It is a premise ripe for biting political commentary. Despite their paucity of credentials, two incompetent male documentary filmmakers are granted to access to a celebrity-feminist making her first run for public office. Complications very definitely ensue, but director Agnés Jaoui resists judging her characters too harshly in her latest film, Let It Rain (trailer here), which opens this Friday in New York.
Always the favorite sister, Agathe Villanova grew up to become a media darling. A famous feminist writer, she allows her sister Florence to live in the family home they co-own, for a reasonable monthly rent, of course. Florence and her husband have been experiencing a rough patch, which is why they will soon lay-off the family’s longtime domestic, Mimouna.
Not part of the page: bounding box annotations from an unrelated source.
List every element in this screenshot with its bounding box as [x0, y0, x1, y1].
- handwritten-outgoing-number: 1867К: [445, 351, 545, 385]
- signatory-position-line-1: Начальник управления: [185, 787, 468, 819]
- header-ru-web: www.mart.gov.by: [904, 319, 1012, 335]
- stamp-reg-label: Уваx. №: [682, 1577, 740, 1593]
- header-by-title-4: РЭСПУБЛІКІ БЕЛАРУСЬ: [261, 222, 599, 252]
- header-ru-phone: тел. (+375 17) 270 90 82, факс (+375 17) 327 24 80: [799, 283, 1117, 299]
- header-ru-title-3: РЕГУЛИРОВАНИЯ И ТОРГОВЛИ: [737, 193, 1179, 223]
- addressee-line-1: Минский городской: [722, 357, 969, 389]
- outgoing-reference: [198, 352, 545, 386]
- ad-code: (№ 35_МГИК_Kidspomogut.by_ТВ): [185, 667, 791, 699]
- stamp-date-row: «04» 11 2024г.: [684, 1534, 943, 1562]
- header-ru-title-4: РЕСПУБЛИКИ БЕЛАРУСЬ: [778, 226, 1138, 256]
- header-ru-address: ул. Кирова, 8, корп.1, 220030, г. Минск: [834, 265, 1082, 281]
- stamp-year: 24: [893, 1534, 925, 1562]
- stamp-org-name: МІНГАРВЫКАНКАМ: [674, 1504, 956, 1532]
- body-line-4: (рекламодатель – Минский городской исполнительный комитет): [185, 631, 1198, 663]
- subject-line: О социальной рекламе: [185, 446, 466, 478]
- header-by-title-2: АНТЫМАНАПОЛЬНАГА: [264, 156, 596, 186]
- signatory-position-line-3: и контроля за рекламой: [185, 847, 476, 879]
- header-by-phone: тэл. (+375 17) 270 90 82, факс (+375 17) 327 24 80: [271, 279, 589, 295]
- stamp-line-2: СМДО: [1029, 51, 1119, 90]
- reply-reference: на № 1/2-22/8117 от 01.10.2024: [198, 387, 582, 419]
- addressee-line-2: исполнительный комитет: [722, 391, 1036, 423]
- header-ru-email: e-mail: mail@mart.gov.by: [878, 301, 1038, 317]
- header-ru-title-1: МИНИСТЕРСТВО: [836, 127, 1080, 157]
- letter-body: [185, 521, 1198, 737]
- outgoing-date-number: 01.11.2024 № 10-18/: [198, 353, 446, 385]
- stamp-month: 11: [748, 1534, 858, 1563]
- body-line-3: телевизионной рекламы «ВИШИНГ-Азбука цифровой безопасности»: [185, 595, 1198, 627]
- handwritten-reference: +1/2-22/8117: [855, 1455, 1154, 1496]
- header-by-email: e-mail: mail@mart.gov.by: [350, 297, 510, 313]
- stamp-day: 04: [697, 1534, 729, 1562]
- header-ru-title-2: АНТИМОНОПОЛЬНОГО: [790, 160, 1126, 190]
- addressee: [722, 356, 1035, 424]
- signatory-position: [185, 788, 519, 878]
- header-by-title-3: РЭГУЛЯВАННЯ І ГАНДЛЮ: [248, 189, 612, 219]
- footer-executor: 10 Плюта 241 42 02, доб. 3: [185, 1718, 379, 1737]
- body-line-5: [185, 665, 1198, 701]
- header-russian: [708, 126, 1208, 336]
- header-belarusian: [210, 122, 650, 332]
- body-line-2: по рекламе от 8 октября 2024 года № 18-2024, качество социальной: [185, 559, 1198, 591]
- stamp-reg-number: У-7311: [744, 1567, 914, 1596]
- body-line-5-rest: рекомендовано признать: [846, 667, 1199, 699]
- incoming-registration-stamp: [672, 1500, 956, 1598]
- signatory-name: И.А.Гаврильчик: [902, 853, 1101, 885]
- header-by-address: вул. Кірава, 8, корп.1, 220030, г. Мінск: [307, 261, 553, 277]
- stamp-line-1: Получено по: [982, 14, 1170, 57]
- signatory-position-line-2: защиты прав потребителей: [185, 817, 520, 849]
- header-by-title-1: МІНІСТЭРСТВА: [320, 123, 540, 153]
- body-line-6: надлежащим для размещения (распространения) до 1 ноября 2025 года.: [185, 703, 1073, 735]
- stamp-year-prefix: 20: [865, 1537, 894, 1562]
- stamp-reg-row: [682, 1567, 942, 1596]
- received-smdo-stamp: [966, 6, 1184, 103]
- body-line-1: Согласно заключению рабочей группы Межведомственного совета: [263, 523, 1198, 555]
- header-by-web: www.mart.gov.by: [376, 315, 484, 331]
The French-Algerian woman does not feel she has a right to complain though, because the famous sister is funding her divorce from her abusive husband. However, the situation makes candidate Villanova more inclined to agree when Mimouna’s son Karim, an aspiring filmmaker, asks permission to document her campaign in collaboration with his one-time mentor, Michel Ronsard, who also happens to be Florence’s lover.
Such complicated and furtive inter-relationships might sound like the stuff of soap opera, but in Jaoui’s hands it all logically seems like a function of the world these characters live in. There are a plethora of potentially distracting hot-button political dimensions to the drama she unfolds, such as issues of class-consciousness, feminism, spousal abuse within Muslim immigrant families, and the collusive cluelessness of the media. Yet, it is all simply adds background texture to Rain’s central story of the rival sisters and their problematic attempts at romantic love.
Talky in a good way, Jaoui and her co-writer and co-star Jean-Pierre Bacri scripted some crisp, mature dialogue that is refreshingly entertaining, even in subtitles. Jaoui is a smart and engaging presence, solidly anchoring the film as the celebrated Villanova sister. However, Bacri is a standout, often amusing but ultimately quite affecting as Ronsard, a man desperately trying not to be a failure altogether as a journalist, a lover, and a father. Jean Debbouze also makes quite a strong impression as his increasingly exasperated partner Karim. While he occasionally gives vent to the frustrations rising from his immigrant family’s circumstances, ideologically it is pretty mild stuff.
Rain is a wistfully gentle and forgiving film filled with shrewdly observed moments. Jaoui’s restraint is a marvel throughout, never overselling her drama and leaving the film at an unfinished place that feels perfectly fitting nonetheless. Recommended with enthusiasm, it opens this Friday (6/18) in New York at the Lincoln Plaza Cinemas and Angelika Film Center.